Mme Sacco knew of Nadja’s existence prior to my ever mentioning her. When Mme Sacco told me about my pre-occupation with a woman named ‘Hélène’, I was necessarily astonished. Only a day before Nadja had said to me, seemingly apropos of nothing, ‘I am Hélène.’ These women were already connected! My reputation in certain circles for naivety was apparently not altogether undeserved.
They did not, however, get along well.
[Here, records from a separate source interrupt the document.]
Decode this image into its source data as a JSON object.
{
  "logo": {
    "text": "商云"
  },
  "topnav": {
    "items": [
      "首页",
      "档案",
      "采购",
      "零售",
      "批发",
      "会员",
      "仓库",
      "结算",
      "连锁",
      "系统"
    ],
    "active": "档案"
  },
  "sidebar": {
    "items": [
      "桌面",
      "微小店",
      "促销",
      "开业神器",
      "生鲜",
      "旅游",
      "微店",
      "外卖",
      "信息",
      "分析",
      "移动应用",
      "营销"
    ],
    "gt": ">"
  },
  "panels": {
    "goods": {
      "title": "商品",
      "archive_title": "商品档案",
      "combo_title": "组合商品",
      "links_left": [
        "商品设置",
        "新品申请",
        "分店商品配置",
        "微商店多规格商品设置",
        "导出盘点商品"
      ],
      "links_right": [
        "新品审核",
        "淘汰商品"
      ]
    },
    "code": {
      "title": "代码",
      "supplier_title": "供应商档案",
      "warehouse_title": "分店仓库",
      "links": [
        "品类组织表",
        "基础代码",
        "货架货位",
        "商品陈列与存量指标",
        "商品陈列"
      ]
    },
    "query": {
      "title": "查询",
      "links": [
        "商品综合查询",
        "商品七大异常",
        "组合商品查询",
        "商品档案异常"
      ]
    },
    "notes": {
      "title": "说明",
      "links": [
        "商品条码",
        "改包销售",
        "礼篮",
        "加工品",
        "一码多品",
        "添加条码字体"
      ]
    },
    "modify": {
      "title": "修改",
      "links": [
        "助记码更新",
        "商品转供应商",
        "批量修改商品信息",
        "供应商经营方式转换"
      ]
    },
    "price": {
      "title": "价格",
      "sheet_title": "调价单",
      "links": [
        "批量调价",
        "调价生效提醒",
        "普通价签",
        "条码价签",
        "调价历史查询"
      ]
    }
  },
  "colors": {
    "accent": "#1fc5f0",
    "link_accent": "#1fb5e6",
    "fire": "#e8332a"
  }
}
Nadja distrusted clairvoyants – ‘seers’ she called them, rudely. ‘Even if they know what they’re talking about,’ Nadja said, ‘even if their predictions are accurate, what right have they to inform?’
Mme Sacco sensed immediately Nadja’s hostility, and her performance in Nadja’s presence was subdued. ‘There is a great deal I could tell you about this woman,’ Mme Sacco said after Nadja had departed, ‘but she is opposed to it and therefore I cannot pursue her. I do know,’ and here Mme Sacco smiled, ‘that she is dishonest, she feigns madness and is a danger to you.’
‘Do you mean,’ I asked, ‘that Nadja is sane? That she intends to harm me?’
‘Oh no,’ Mme Sacco said, smiling even more handsomely than before, ‘she is genuinely deranged. Her pretending is the way she fools herself. As to harm, consider what you already do to yourself. This Nadja is a brief disruption in your life.’